Final Season Regular Bruce Penhall had been a Motorcycle World Speedway Champion. His character Bruce Nelson was a World Speedway Champion transitioning to be a Motorcycle Officer with the CHP. Actual footage of Penhall competing in the 1982 World Speedway Championship was used in an episode portraying his character's competing in the event.
In real life, CHP motorcycle officers do not ride in pairs. In the first two seasons, this was explained away as being because Ponch was on probation and Jon was his mentor. However, the viewing audience got so used to seeing them working together that it stayed that way for the entire show's run without any further objections.
Real CHP officers were sometimes on the scene due to filming locations, which sometimes confused crew members as to who were actors and who were real officers there for security and traffic control reasons.
Michael Dorn who spent 3 seasons on CHiPs with Robert Pine, would go on to be best known for playing Lt. Worf on Star Trek: The Next Generation. Robert Pine's son Chris Pine would become Captain James T. Kirk in the Star Trek (2009) reboot.
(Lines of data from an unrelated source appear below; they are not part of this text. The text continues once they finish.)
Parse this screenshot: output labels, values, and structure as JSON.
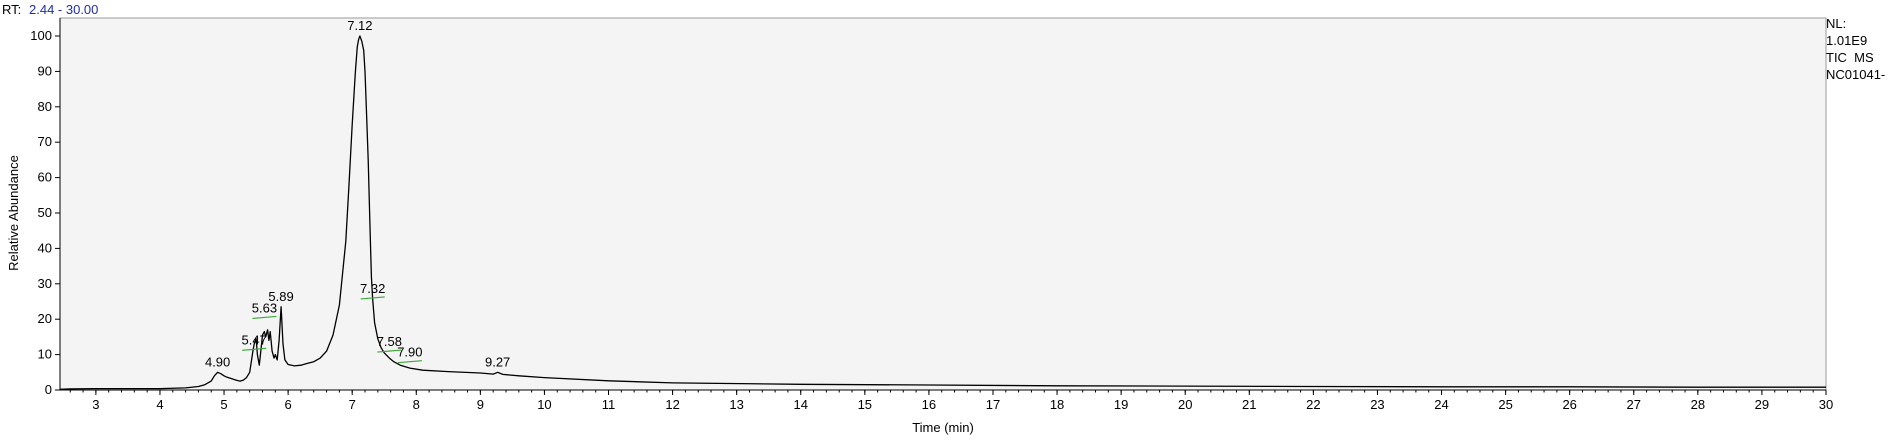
{
  "header": {
    "rt_prefix": "RT:",
    "rt_range": "2.44 - 30.00"
  },
  "info_panel": {
    "nl_label": "NL:",
    "nl_value": "1.01E9",
    "scan_type": "TIC  MS",
    "sample_name": "NC01041-"
  },
  "colors": {
    "trace": "#000000",
    "plot_background": "#f4f4f4",
    "baseline_marker": "#3aaa35",
    "rt_range_text": "#1f2fa8"
  },
  "chart_data": {
    "type": "line",
    "title": "",
    "xlabel": "Time (min)",
    "ylabel": "Relative Abundance",
    "xlim": [
      2.44,
      30.0
    ],
    "ylim": [
      0,
      100
    ],
    "x_ticks": [
      3,
      4,
      5,
      6,
      7,
      8,
      9,
      10,
      11,
      12,
      13,
      14,
      15,
      16,
      17,
      18,
      19,
      20,
      21,
      22,
      23,
      24,
      25,
      26,
      27,
      28,
      29,
      30
    ],
    "y_ticks": [
      0,
      10,
      20,
      30,
      40,
      50,
      60,
      70,
      80,
      90,
      100
    ],
    "grid": false,
    "series": [
      {
        "name": "",
        "x": [
          2.44,
          2.6,
          3.0,
          3.5,
          4.0,
          4.4,
          4.6,
          4.7,
          4.8,
          4.85,
          4.9,
          4.95,
          5.0,
          5.05,
          5.1,
          5.15,
          5.2,
          5.25,
          5.3,
          5.35,
          5.4,
          5.45,
          5.47,
          5.5,
          5.52,
          5.55,
          5.58,
          5.6,
          5.63,
          5.65,
          5.68,
          5.7,
          5.72,
          5.75,
          5.78,
          5.8,
          5.83,
          5.86,
          5.89,
          5.92,
          5.95,
          6.0,
          6.1,
          6.2,
          6.3,
          6.4,
          6.5,
          6.6,
          6.7,
          6.8,
          6.9,
          6.95,
          7.0,
          7.05,
          7.08,
          7.1,
          7.12,
          7.15,
          7.18,
          7.2,
          7.22,
          7.25,
          7.28,
          7.3,
          7.32,
          7.35,
          7.4,
          7.45,
          7.5,
          7.58,
          7.65,
          7.75,
          7.9,
          8.1,
          8.5,
          9.0,
          9.2,
          9.27,
          9.35,
          9.6,
          10.0,
          11.0,
          12.0,
          14.0,
          16.0,
          18.0,
          20.0,
          22.0,
          24.0,
          26.0,
          28.0,
          30.0
        ],
        "y": [
          0.2,
          0.3,
          0.4,
          0.4,
          0.4,
          0.6,
          1.0,
          1.5,
          2.5,
          4.0,
          5.0,
          4.6,
          4.0,
          3.6,
          3.3,
          3.0,
          2.7,
          2.5,
          2.8,
          3.5,
          5.0,
          11.0,
          13.0,
          14.5,
          10.0,
          7.0,
          12.0,
          15.5,
          16.5,
          15.0,
          17.0,
          14.0,
          16.5,
          11.0,
          9.0,
          10.0,
          8.5,
          14.0,
          23.5,
          13.0,
          8.5,
          7.2,
          6.8,
          7.0,
          7.5,
          8.0,
          9.0,
          11.0,
          15.5,
          24.0,
          42.0,
          58.0,
          75.0,
          90.0,
          97.0,
          99.0,
          100.0,
          98.5,
          96.0,
          90.0,
          80.0,
          65.0,
          45.0,
          32.0,
          25.5,
          19.0,
          14.5,
          12.0,
          10.5,
          9.0,
          8.0,
          7.0,
          6.2,
          5.6,
          5.2,
          4.8,
          4.5,
          5.0,
          4.4,
          4.0,
          3.5,
          2.6,
          2.0,
          1.6,
          1.4,
          1.2,
          1.1,
          1.0,
          0.9,
          0.9,
          0.8,
          0.8
        ]
      }
    ],
    "peak_labels": [
      {
        "rt": 4.9,
        "label": "4.90",
        "y": 5.0,
        "baseline": false
      },
      {
        "rt": 5.47,
        "label": "5.47",
        "y": 13.0,
        "baseline": true,
        "baseline_y": 11.5
      },
      {
        "rt": 5.63,
        "label": "5.63",
        "y": 16.5,
        "baseline": true,
        "baseline_y": 20.5
      },
      {
        "rt": 5.89,
        "label": "5.89",
        "y": 23.5,
        "baseline": false
      },
      {
        "rt": 7.12,
        "label": "7.12",
        "y": 100.0,
        "baseline": false
      },
      {
        "rt": 7.32,
        "label": "7.32",
        "y": 25.5,
        "baseline": true,
        "baseline_y": 26.0
      },
      {
        "rt": 7.58,
        "label": "7.58",
        "y": 9.0,
        "baseline": true,
        "baseline_y": 11.0
      },
      {
        "rt": 7.9,
        "label": "7.90",
        "y": 6.2,
        "baseline": true,
        "baseline_y": 8.0
      },
      {
        "rt": 9.27,
        "label": "9.27",
        "y": 5.0,
        "baseline": false
      }
    ]
  }
}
The freeway chases and crash scenes were filmed on nearly-finished stretches of Southern California freeways. For the first season, the Glendale Freeway (Highway 2) in Montrose, California was used. For the second and subsequent seasons, the intersection of the Foothill Freeway (Interstate 210) and the Simi Valley Freeway (Highway 118) in Sylmar, California were used. These sections of freeway were under construction for many years, allowing producers about a mile of finished freeway section to use for the show. The 210 and 118 were opened in the early-1980s forcing the freeway scenes for the last season to be shot in Long Beach, California.
Midway through the final season, Tom Reilly was arrested for drug possession. This resulted in his character Bobby having his role reduced, with Bruce Penhall having his role as Bobby's brother Bruce being elevated. The CHP also threatened to revoke the show's use of their badge and related imagery over the bad publicity due to the arrest.
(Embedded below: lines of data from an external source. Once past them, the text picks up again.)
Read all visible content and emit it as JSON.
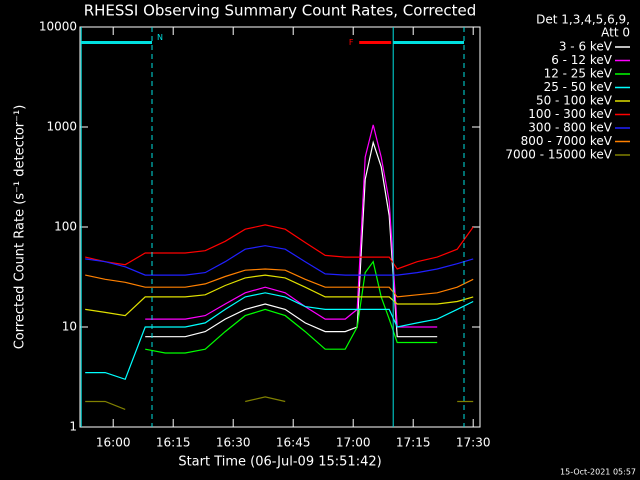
{
  "chart_data": {
    "type": "line",
    "title": "RHESSI Observing Summary Count Rates, Corrected",
    "x_label": "Start Time (06-Jul-09 15:51:42)",
    "y_label": "Corrected Count Rate (s⁻¹ detector⁻¹)",
    "legend_title": [
      "Det 1,3,4,5,6,9,",
      "Att 0"
    ],
    "footer": "15-Oct-2021 05:57",
    "log_y": true,
    "xlim": [
      951.7,
      1051.7
    ],
    "xticks": [
      {
        "value": 960,
        "label": "16:00"
      },
      {
        "value": 975,
        "label": "16:15"
      },
      {
        "value": 990,
        "label": "16:30"
      },
      {
        "value": 1005,
        "label": "16:45"
      },
      {
        "value": 1020,
        "label": "17:00"
      },
      {
        "value": 1035,
        "label": "17:15"
      },
      {
        "value": 1050,
        "label": "17:30"
      }
    ],
    "ylim": [
      1,
      10000
    ],
    "yticks": [
      1,
      10,
      100,
      1000,
      10000
    ],
    "x": [
      953,
      958,
      963,
      968,
      973,
      978,
      983,
      988,
      993,
      998,
      1003,
      1008,
      1013,
      1018,
      1021,
      1023,
      1025,
      1027,
      1029,
      1031,
      1036,
      1041,
      1046,
      1050
    ],
    "series": [
      {
        "name": "3 - 6 keV",
        "color": "#ffffff",
        "values": [
          null,
          null,
          null,
          8,
          8,
          8,
          9,
          12,
          15,
          17,
          15,
          11,
          9,
          9,
          10,
          300,
          700,
          400,
          130,
          8,
          8,
          8,
          null,
          null
        ]
      },
      {
        "name": "6 - 12 keV",
        "color": "#ff00ff",
        "values": [
          null,
          null,
          null,
          12,
          12,
          12,
          13,
          17,
          22,
          25,
          22,
          16,
          12,
          12,
          15,
          500,
          1050,
          500,
          180,
          10,
          10,
          10,
          null,
          null
        ]
      },
      {
        "name": "12 - 25 keV",
        "color": "#00ff00",
        "values": [
          null,
          null,
          null,
          6,
          5.5,
          5.5,
          6,
          9,
          13,
          15,
          13,
          9,
          6,
          6,
          10,
          35,
          45,
          20,
          12,
          7,
          7,
          7,
          null,
          null
        ]
      },
      {
        "name": "25 - 50 keV",
        "color": "#00ffff",
        "values": [
          3.5,
          3.5,
          3,
          10,
          10,
          10,
          11,
          15,
          20,
          22,
          20,
          16,
          15,
          15,
          15,
          15,
          15,
          15,
          15,
          10,
          11,
          12,
          15,
          18
        ]
      },
      {
        "name": "50 - 100 keV",
        "color": "#e0e000",
        "values": [
          15,
          14,
          13,
          20,
          20,
          20,
          21,
          26,
          31,
          33,
          31,
          25,
          20,
          20,
          20,
          20,
          20,
          20,
          20,
          17,
          17,
          17,
          18,
          20
        ]
      },
      {
        "name": "100 - 300 keV",
        "color": "#ff0000",
        "values": [
          50,
          45,
          42,
          55,
          55,
          55,
          58,
          72,
          95,
          105,
          95,
          70,
          52,
          50,
          50,
          50,
          50,
          50,
          50,
          38,
          45,
          50,
          60,
          100
        ]
      },
      {
        "name": "300 - 800 keV",
        "color": "#2020ff",
        "values": [
          48,
          45,
          40,
          33,
          33,
          33,
          35,
          45,
          60,
          65,
          60,
          45,
          34,
          33,
          33,
          33,
          33,
          33,
          33,
          33,
          35,
          38,
          43,
          48
        ]
      },
      {
        "name": "800 - 7000 keV",
        "color": "#ff8000",
        "values": [
          33,
          30,
          28,
          25,
          25,
          25,
          27,
          32,
          37,
          38,
          37,
          30,
          25,
          25,
          25,
          25,
          25,
          25,
          25,
          20,
          21,
          22,
          25,
          30
        ]
      },
      {
        "name": "7000 - 15000 keV",
        "color": "#808000",
        "values": [
          1.8,
          1.8,
          1.5,
          null,
          null,
          null,
          null,
          null,
          1.8,
          2,
          1.8,
          null,
          null,
          null,
          null,
          null,
          null,
          null,
          null,
          null,
          null,
          null,
          1.8,
          1.8
        ]
      }
    ],
    "vlines": [
      {
        "x": 952,
        "dash": false
      },
      {
        "x": 969.7,
        "dash": true
      },
      {
        "x": 1030,
        "dash": false
      },
      {
        "x": 1047.7,
        "dash": true
      }
    ],
    "intervals": [
      {
        "label": "N",
        "start": 952,
        "end": 969.7,
        "y": 7000,
        "color": "#00e0e0"
      },
      {
        "start": 1030,
        "end": 1047.7,
        "y": 7000,
        "color": "#00e0e0"
      },
      {
        "label": "F",
        "start": 1021.5,
        "end": 1029.5,
        "y": 7000,
        "color": "#ff0000"
      }
    ],
    "vline_color": "#00e0e0"
  }
}
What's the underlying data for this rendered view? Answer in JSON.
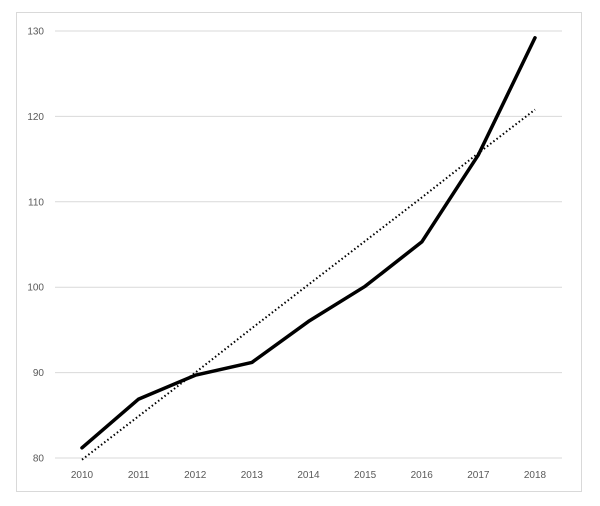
{
  "chart_data": {
    "type": "line",
    "title": "",
    "xlabel": "",
    "ylabel": "",
    "categories": [
      "2010",
      "2011",
      "2012",
      "2013",
      "2014",
      "2015",
      "2016",
      "2017",
      "2018"
    ],
    "series": [
      {
        "style": "solid",
        "color": "#000000",
        "values": [
          81.2,
          86.9,
          89.7,
          91.2,
          96.0,
          100.1,
          105.3,
          115.5,
          129.2
        ]
      },
      {
        "style": "dotted",
        "trendline": "linear",
        "color": "#000000",
        "values": [
          79.8,
          84.9,
          90.0,
          95.2,
          100.3,
          105.4,
          110.5,
          115.7,
          120.8
        ]
      }
    ],
    "ylim": [
      80,
      130
    ],
    "yticks": [
      "80",
      "90",
      "100",
      "110",
      "120",
      "130"
    ],
    "grid": "horizontal",
    "legend": "none",
    "gridColor": "#d9d9d9"
  }
}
Ponch was among the first leading characters on a dramatic series whose ethnicity was Latino. He's often cited as among the first positive or non stereotypical portrayal of a Hispanic American on a regular prime time drama series.
In one episode where Ponch and Jon were having issues with a paramedic, the engine company vehicle to which the paramedic belonged was none other than Station 51. Squad 51, the vehicle, was used exclusively by the series "Emergency!". By then, that series had ended, however. "CHiPs" had no relationship to the Jack Webb-spawned series.
Aside from Larry Wilcox's well publicized departure from the series prior to the final season, a number of other cast changes were made for that season as well. The characters played by Michael Dorn, Brodie Greer and Randi Oakes (Turner, Baricza and Bonnie) were written off and replaced with no explanation.
The word "Chippie" as slang for CHP officer dates to the 1950s or earlier, but was rarely used until popularized by this show. The word "CHiP" was coined by the producers after the network balked at the name "Chippies".
At the end of the pilot, Ponch attempts to pull over and elderly lady driving erratically on the highway. Ponch tells her to pull over often enough the lady drives off the embankment and crashes her car blaming Ponch was instructing her to do so. The elderly lady ended up being the wife to another police official in Sacramento. The end result was Ponch being put back on probation and paired with Jon again.
According to Larry Wilcox, it was Erik Estrada who had him removed from the show because he wanted to be the star. The network felt Estrada was more essential to get that 6th year for syndication. So Officer Jon Baker went "back to Wyoming."